# Kids Corral CVF Paisley baby girl



## lilhill (Dec 26, 2011)

Although Paisley chose to give me quads last year (4 bucklings, no less) she presented me with a jewel this time to make up for it.  A single doeling.  This is LHF T Abracadabra (Abby) born December 23rd.  Her sire is MCH Brush Creek SF Talisman.


----------



## Mamaboid (Dec 26, 2011)

What a beautiful baby girl.


----------



## RPC (Dec 26, 2011)

WOW she is beautiful congrats on that baby girl.


----------



## Roll farms (Dec 26, 2011)

Oh, my...that's one pretty kid.  Congrats!


----------



## jodief100 (Dec 26, 2011)

Very Cute!


----------



## Cabinchick (Dec 26, 2011)

She's sooo cute!!


----------



## ksalvagno (Dec 26, 2011)

She is just a doll!


----------



## doxiemoxie (Dec 26, 2011)

precious!


----------



## SmallFarmGirl (Dec 26, 2011)

Ohhh my goodness ... That is just pure sweetness....


----------



## elevan (Dec 26, 2011)

Adorable!


----------



## lilhill (Dec 26, 2011)

Thank you!  It's going to be tough seeing this little girl go.


----------



## SDGsoap&dairy (Dec 26, 2011)

She's lovely!  Just like her dam.


----------



## SuburbanFarmChic (Dec 26, 2011)

Cute cute cute!


----------



## lilhill (Dec 27, 2011)

Thank you!


----------



## Ms. Research (Dec 27, 2011)

What a sweetie.   

Congratulations!  

K


----------



## ThreeBoysChicks (Dec 27, 2011)

lilhill said:
			
		

> Thank you!  It's going to be tough seeing this little girl go.

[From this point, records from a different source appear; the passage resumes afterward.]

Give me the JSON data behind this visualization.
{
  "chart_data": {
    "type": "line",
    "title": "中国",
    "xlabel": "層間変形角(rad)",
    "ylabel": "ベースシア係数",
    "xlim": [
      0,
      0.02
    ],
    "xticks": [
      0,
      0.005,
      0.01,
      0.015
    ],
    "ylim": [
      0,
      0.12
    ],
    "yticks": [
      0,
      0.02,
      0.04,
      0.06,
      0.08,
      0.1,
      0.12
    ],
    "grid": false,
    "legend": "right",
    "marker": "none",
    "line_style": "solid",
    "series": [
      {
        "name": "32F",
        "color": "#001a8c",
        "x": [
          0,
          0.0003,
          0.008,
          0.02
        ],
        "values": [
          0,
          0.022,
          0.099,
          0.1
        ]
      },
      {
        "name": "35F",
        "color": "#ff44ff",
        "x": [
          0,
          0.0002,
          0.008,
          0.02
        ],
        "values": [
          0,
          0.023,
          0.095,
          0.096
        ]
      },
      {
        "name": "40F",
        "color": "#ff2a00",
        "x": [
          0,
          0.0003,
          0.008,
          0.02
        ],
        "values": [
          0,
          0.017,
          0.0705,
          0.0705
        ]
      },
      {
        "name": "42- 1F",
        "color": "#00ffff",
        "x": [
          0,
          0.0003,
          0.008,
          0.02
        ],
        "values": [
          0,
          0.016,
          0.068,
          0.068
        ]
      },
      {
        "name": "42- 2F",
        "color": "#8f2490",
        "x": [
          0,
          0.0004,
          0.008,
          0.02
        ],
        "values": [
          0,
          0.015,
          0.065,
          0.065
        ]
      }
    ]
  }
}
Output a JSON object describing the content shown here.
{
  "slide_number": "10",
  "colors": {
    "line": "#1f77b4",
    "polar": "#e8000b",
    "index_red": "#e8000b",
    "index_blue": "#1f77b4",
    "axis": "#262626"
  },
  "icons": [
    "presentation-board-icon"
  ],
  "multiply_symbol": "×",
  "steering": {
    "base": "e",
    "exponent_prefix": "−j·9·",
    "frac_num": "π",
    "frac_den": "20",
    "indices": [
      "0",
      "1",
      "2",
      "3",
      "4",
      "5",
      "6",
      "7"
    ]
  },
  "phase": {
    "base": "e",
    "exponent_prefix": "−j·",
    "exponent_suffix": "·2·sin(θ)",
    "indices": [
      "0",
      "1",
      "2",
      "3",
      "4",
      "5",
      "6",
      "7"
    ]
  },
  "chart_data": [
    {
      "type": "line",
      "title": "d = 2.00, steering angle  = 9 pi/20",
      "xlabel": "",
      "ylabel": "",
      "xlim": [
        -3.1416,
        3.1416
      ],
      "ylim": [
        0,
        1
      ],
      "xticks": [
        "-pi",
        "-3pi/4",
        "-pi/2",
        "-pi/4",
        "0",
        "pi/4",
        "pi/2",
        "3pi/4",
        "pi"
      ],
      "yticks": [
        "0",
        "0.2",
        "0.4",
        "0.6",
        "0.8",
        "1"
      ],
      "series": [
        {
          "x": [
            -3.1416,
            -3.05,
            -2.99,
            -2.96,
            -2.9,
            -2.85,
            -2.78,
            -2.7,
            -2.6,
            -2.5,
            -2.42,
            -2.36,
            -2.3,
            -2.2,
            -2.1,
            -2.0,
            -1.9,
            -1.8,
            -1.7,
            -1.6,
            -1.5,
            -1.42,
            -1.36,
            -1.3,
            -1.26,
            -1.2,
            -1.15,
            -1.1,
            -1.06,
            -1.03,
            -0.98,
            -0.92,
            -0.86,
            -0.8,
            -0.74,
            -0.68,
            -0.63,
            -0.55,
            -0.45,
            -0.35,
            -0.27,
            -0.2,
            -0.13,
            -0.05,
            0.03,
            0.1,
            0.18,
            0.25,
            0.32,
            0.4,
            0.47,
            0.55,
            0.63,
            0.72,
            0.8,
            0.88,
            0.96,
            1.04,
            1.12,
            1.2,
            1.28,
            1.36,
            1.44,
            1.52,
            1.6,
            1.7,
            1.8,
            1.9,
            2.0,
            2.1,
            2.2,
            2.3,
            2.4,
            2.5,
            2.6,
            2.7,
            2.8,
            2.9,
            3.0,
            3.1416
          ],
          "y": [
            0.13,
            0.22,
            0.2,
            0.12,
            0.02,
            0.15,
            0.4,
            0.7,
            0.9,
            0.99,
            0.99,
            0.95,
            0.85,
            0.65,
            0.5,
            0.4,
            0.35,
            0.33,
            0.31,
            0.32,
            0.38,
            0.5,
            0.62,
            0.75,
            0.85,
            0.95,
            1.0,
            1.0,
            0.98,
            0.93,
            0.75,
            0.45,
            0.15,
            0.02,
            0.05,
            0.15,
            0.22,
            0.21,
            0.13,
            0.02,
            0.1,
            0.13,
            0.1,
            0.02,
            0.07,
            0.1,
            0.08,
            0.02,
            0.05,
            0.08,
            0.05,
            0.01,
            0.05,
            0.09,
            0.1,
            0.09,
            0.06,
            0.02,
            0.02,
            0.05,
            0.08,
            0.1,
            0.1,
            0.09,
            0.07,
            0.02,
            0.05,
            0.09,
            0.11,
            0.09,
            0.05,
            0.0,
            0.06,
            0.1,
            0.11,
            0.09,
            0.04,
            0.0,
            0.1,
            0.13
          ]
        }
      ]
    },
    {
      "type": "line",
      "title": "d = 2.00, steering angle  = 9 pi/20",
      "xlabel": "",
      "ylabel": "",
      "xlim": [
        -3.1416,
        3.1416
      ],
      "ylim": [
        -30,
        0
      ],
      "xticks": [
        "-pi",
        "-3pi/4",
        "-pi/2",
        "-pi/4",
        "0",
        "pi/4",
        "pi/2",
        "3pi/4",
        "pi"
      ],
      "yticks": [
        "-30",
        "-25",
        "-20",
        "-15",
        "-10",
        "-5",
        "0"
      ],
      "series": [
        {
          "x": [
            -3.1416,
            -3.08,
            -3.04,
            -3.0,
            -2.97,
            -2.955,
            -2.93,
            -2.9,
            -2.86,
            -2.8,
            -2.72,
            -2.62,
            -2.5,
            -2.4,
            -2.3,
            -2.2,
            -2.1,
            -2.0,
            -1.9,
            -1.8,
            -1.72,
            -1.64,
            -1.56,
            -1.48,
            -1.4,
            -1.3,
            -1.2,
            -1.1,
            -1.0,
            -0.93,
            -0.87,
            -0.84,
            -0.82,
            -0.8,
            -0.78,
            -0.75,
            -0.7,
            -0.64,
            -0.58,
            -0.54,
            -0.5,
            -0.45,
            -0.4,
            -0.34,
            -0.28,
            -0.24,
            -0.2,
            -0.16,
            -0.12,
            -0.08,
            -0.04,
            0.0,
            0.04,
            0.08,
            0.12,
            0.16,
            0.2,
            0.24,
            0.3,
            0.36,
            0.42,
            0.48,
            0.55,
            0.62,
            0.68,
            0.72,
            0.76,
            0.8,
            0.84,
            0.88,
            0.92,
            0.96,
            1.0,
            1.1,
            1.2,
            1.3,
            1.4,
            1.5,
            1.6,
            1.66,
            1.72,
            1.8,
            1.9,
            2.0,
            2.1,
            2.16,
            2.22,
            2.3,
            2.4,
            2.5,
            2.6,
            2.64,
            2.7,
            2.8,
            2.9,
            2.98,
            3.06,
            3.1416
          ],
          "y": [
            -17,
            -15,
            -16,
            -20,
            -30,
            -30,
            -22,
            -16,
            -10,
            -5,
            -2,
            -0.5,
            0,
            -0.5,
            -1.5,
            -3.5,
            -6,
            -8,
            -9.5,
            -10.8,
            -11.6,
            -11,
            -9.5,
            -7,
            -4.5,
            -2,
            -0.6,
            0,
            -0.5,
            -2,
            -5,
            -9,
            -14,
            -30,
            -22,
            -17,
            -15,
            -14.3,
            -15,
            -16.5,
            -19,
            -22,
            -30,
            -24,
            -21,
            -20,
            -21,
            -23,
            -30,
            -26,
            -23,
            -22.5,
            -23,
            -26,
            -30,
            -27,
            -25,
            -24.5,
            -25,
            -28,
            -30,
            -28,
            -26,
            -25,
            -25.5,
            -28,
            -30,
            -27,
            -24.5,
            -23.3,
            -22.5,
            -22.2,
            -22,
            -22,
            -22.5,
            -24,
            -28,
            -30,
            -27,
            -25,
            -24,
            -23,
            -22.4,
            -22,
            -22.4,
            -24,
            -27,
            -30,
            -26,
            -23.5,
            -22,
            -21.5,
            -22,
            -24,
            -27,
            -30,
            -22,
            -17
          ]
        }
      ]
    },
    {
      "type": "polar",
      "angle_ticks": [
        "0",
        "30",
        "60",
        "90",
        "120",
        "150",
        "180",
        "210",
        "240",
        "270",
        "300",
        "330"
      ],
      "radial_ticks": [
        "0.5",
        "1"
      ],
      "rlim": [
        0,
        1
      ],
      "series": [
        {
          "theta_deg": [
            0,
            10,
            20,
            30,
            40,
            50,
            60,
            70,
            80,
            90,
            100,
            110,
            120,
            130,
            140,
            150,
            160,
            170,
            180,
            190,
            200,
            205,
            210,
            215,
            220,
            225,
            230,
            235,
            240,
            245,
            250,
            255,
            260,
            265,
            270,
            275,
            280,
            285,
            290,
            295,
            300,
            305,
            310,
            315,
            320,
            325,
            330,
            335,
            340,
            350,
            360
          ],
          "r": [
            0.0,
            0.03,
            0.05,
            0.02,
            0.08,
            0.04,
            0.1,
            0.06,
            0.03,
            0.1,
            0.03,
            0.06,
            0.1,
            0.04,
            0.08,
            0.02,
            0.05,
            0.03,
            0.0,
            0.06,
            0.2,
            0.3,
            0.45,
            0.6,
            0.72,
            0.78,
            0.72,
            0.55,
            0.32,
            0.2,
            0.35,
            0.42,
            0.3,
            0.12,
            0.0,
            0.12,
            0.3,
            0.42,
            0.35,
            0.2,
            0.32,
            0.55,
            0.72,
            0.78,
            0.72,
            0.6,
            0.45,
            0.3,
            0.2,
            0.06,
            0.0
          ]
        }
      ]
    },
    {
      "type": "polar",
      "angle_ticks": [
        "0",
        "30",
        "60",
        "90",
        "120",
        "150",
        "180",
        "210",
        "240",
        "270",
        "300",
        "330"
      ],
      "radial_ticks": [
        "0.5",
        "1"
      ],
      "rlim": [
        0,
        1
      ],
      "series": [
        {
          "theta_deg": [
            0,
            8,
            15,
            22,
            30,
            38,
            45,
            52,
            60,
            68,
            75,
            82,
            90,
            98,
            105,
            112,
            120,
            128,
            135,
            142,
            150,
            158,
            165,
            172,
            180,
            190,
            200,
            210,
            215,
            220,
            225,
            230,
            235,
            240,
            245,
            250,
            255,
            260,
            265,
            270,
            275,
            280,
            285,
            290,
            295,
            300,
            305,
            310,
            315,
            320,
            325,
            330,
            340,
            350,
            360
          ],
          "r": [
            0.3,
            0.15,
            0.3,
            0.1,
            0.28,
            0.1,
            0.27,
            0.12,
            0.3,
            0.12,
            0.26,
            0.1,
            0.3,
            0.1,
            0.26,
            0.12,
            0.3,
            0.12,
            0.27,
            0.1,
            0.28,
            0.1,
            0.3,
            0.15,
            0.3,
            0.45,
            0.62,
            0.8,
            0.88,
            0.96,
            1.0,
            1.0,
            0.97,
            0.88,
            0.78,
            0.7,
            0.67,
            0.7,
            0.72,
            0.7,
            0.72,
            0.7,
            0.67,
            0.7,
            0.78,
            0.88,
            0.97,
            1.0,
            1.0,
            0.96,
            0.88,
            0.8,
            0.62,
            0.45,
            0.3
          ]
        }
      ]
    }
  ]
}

Was she reserved?  If not, why can't you keep her?  I guess you can not keep them all.


----------



## lilhill (Dec 27, 2011)

She was reserved, but I still reserve the right to keep any kid born here whether they are reserved or not.  The new owner waited anxiously for 5 months for this doeling, and because I will repeat this breeding, I can hopefully get one like her next time.  Just could not disappoint my customer.  Guess I am a softy sometimes.


----------



## SDGsoap&dairy (Dec 27, 2011)

I think the opposite is true!  Letting her go to your client and not keeping her makes you a strong woman, Sandie.


----------



## lilhill (Dec 27, 2011)

Wanna see this strong woman bawl like a baby when she leaves?


----------



## Mamaboid (Dec 27, 2011)

lilhill said:
			
		

> Wanna see this strong woman bawl like a baby when she leaves?


We took our last Jack Russel puppy to her new human on Christmas Day.  She literally had to pry her out of my hands, and as my nephew so sweetly pointed out, "Aunt Bonnie you are crying like a little girl".  Darn smart butt kid.   I feel your pain.


----------



## SDGsoap&dairy (Dec 27, 2011)

lilhill said:
			
		

> Wanna see this strong woman bawl like a baby when she leaves?


  You are 100% entitled.


----------



## KDailey (Dec 27, 2011)

Wow! She is stunning!


----------



## lilhill (Dec 28, 2011)

Thank you!


----------